Câzibe, dünyanın fıtratında var
Bağlanmak, insana acı ve keder, hattâ hayal kırıklıkları yaşatabilir; Allâh’a olan bağlılığın dışında… Allah’tan gayrisine, yani mâsivâya bağlılık, dünya hayatının doyumsuz girdaplarına sürüklenmeye sebep olmakla beraber âhiretin de berhavâ olmasına sebep olabilir.
Diğer taraftan dünyanın fıtratı îtibariyle cezbeden, kendine bağlayan ve âdeta müptela eden bir özelliği var. Bu özelliği ile insana verilen “bâkî kalma duygusu” birleşince insan, sonsuz bir hayat için dünyaya geldiğini zannediyor. Oysa bu duygu insana, dünyanın kendisini elde etmek için değil, oradan ebediyet âlemine götüreceği amelleri temin ederek sonsuz saadet yurdunu kazanmak için verilmiştir.
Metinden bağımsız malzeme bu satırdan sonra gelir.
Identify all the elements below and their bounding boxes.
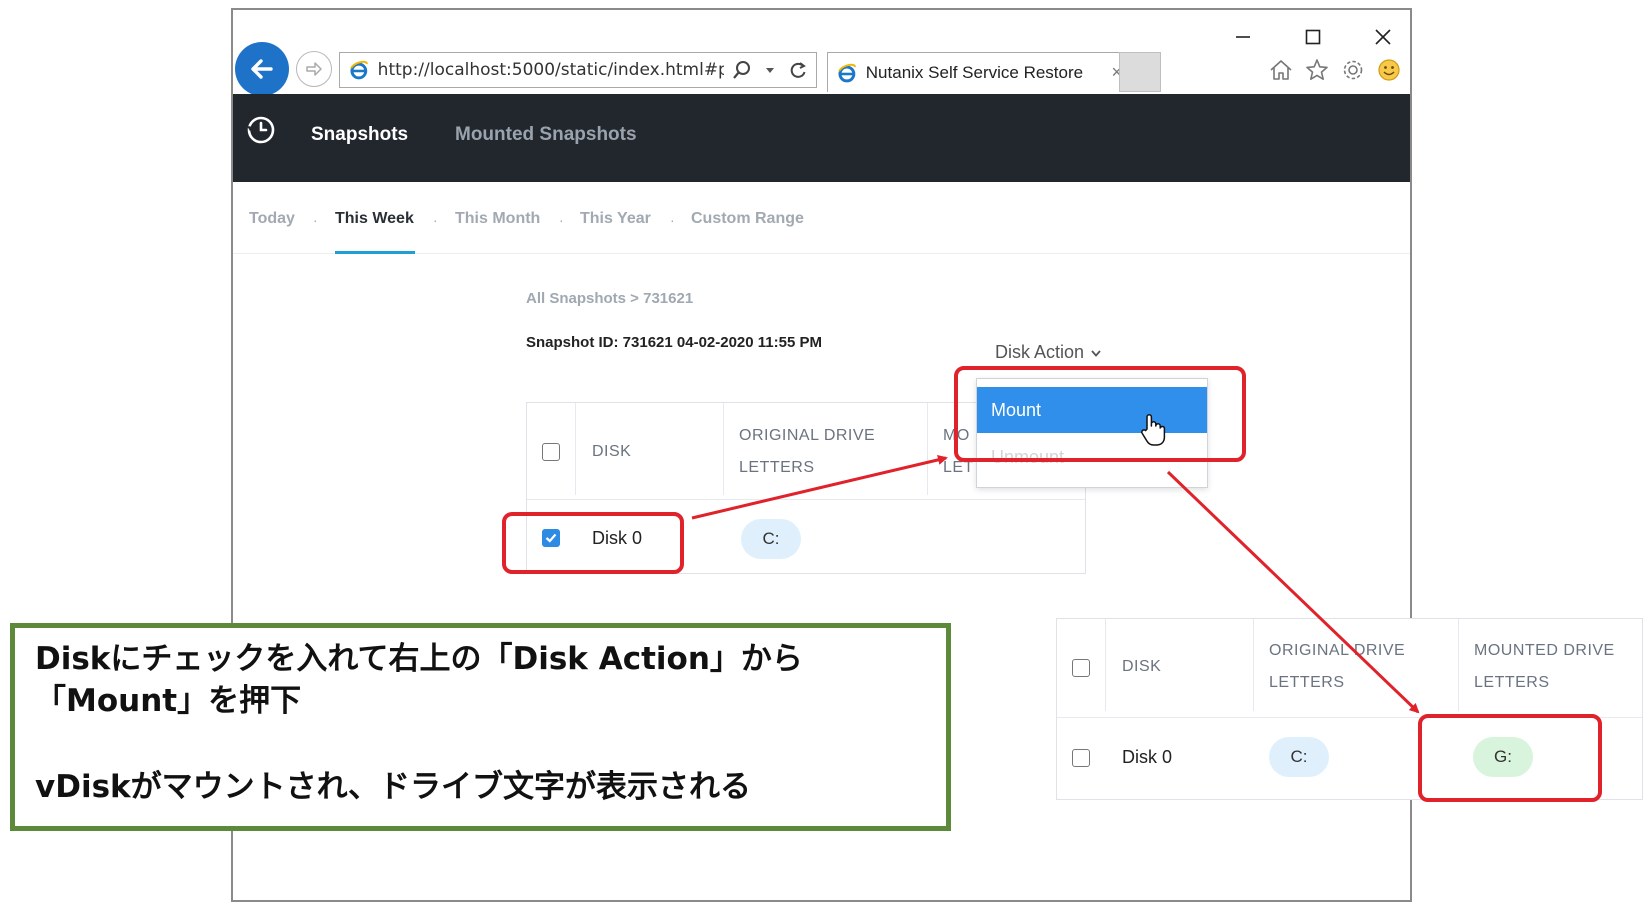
close-window-button[interactable] (1365, 22, 1401, 52)
column-divider (1253, 619, 1254, 711)
column-header-disk: DISK (592, 443, 632, 460)
note-line-2: 「Mount」を押下 (35, 683, 302, 719)
filter-separator: · (670, 212, 675, 228)
gear-icon (1343, 60, 1363, 80)
minimize-icon (1236, 36, 1250, 38)
row-checkbox[interactable] (1072, 749, 1090, 767)
filter-this-year[interactable]: This Year (580, 210, 651, 228)
note-line-1: Diskにチェックを入れて右上の「Disk Action」から (35, 641, 803, 677)
maximize-button[interactable] (1295, 22, 1331, 52)
column-header-original-drive: ORIGINAL DRIVE (1269, 642, 1406, 659)
disk-action-label: Disk Action (995, 342, 1085, 362)
tab-snapshots[interactable]: Snapshots (311, 124, 408, 146)
ie-logo-icon (350, 60, 368, 80)
close-icon (1375, 29, 1391, 45)
tab-title: Nutanix Self Service Restore (865, 62, 1084, 82)
column-header-mounted-drive: MOUNTED DRIVE (1474, 642, 1615, 659)
original-drive-letter: C: (762, 529, 780, 548)
active-filter-underline (335, 251, 415, 254)
column-divider (927, 403, 928, 495)
search-button[interactable] (732, 59, 752, 81)
home-button[interactable] (1267, 56, 1295, 84)
settings-button[interactable] (1339, 56, 1367, 84)
filter-this-month[interactable]: This Month (455, 210, 540, 228)
column-header-mounted-letters: LETTERS (1474, 674, 1550, 691)
filter-separator: · (433, 212, 438, 228)
column-header-disk: DISK (1122, 658, 1162, 675)
browser-chrome: http://localhost:5000/static/index.html#… (233, 10, 1410, 96)
history-icon (247, 116, 275, 144)
column-header-original-letters: LETTERS (739, 459, 815, 476)
select-all-checkbox[interactable] (1072, 659, 1090, 677)
smiley-icon (1378, 59, 1400, 81)
tab-mounted-snapshots[interactable]: Mounted Snapshots (455, 124, 637, 146)
chevron-down-icon (766, 68, 775, 73)
search-icon (733, 61, 751, 79)
column-divider (1105, 619, 1106, 711)
column-divider (575, 403, 576, 495)
feedback-button[interactable] (1375, 56, 1403, 84)
original-drive-letter-badge: C: (1269, 737, 1329, 777)
column-header-original-drive: ORIGINAL DRIVE (739, 427, 876, 444)
column-divider (723, 403, 724, 495)
instruction-note: Diskにチェックを入れて右上の「Disk Action」から 「Mount」を… (10, 623, 951, 831)
disk-name-cell: Disk 0 (1122, 747, 1173, 767)
back-arrow-icon (251, 59, 273, 79)
address-bar[interactable]: http://localhost:5000/static/index.html#… (339, 52, 817, 88)
filter-this-week[interactable]: This Week (335, 210, 414, 228)
highlight-box-mount-menu (954, 366, 1246, 462)
note-spacer (35, 722, 926, 766)
column-header-original-letters: LETTERS (1269, 674, 1345, 691)
url-text[interactable]: http://localhost:5000/static/index.html#… (378, 60, 725, 80)
original-drive-letter: C: (1290, 747, 1308, 766)
filter-custom-range[interactable]: Custom Range (691, 210, 804, 228)
row-divider (527, 499, 1085, 500)
maximize-icon (1305, 29, 1321, 45)
app-header: Snapshots Mounted Snapshots (233, 94, 1410, 182)
new-tab-button[interactable] (1119, 52, 1161, 92)
dropdown-button[interactable] (760, 59, 780, 81)
column-divider (1458, 619, 1459, 711)
snapshot-id-label: Snapshot ID: 731621 04-02-2020 11:55 PM (526, 334, 822, 351)
breadcrumb[interactable]: All Snapshots > 731621 (526, 290, 693, 307)
select-all-checkbox[interactable] (542, 443, 560, 461)
highlight-box-mounted-letter (1418, 714, 1602, 802)
filter-separator: · (313, 212, 318, 228)
back-button[interactable] (235, 42, 289, 96)
refresh-button[interactable] (788, 59, 808, 81)
browser-tab[interactable]: Nutanix Self Service Restore × (827, 52, 1131, 92)
forward-arrow-icon (306, 62, 322, 76)
note-line-3: vDiskがマウントされ、ドライブ文字が表示される (35, 769, 751, 805)
favorites-button[interactable] (1303, 56, 1331, 84)
forward-button[interactable] (296, 51, 332, 87)
ie-logo-icon (838, 63, 856, 82)
minimize-button[interactable] (1225, 22, 1261, 52)
filter-separator: · (559, 212, 564, 228)
chevron-down-icon (1091, 349, 1101, 357)
refresh-icon (790, 62, 806, 78)
original-drive-letter-badge: C: (741, 519, 801, 559)
disk-action-menu[interactable]: Disk Action (995, 342, 1102, 363)
highlight-box-disk-checkbox (502, 512, 684, 574)
home-icon (1270, 60, 1292, 80)
time-filter-bar: Today · This Week · This Month · This Ye… (233, 182, 1410, 254)
star-icon (1306, 59, 1328, 80)
filter-today[interactable]: Today (249, 210, 295, 228)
Kalpte yer tutan konulan sevgi ve emeller sayesinde, dünya ve içinde sunulan her nîmet, insanı kendisine bağlayabilme potansiyeline sahiptir. Bunlar, insanın meyli miktarınca gönül dünyasında kök salıp birer hastalık seviyesine ulaşabilir, hattâ bir müddet sonra kalıcı hâle gelebilir. Mal sevgisi, makam sevdası, şöhret hevesi veya tûl-i emel derecesinde yaşama arzusu, insanın gönül dünyasını işgal eden mânevî hastalık tohumlarıdır. Elbette birçok hususta insanın beşerî ihtiyaçları ve meyilleri olması tabiîdir ve Rabbimiz, bunları “imtihan vesilesi” birer zaaf olarak insana vermiştir. Herkeste farklı nispetlerde bulunan bu meyiller, aynı zamanda her insanın ayrı ayrı imtihan sahasını oluşturur. İnsan bunlarla baş etme gayreti gösterdiği kadar başarılı sayılmış olacaktır.
Dolayısıyla bu fıtrî meyiller ve bunlara bağlanma şeklinde yönelişler, hakka ve hayra yönlendirildiği; âhiret hesabına en verimli şekle dönüştüğü nisbette insanın hayrınadır. Aksi hâlde insan, zaaf ve ihtiyaçlarının esaretine düşer, bir müddet sonra hürriyetini tamamen kaybetmiş olur.
Tasavvuf, dünyaya bağlılığın ölçüsünü ortaya koyar
Tasavvufun teşvik ettiği, hattâ başka bir zaviyeden “özü” kabul edilecek “zühd” hayatı, mü’minin dünyayla hangi derecede bağ kurması gerektiğinin ölçülerini vermektedir. Bu ölçü, hadîs-i şerîflerden de ilham alınmış hâliyle, tek cümle olarak şöyle özetlenebilir: “Dünyada bir ağacın gölgesinde dinlenip tekrar yolculuğuna devam eden yolcu gibi olmak…”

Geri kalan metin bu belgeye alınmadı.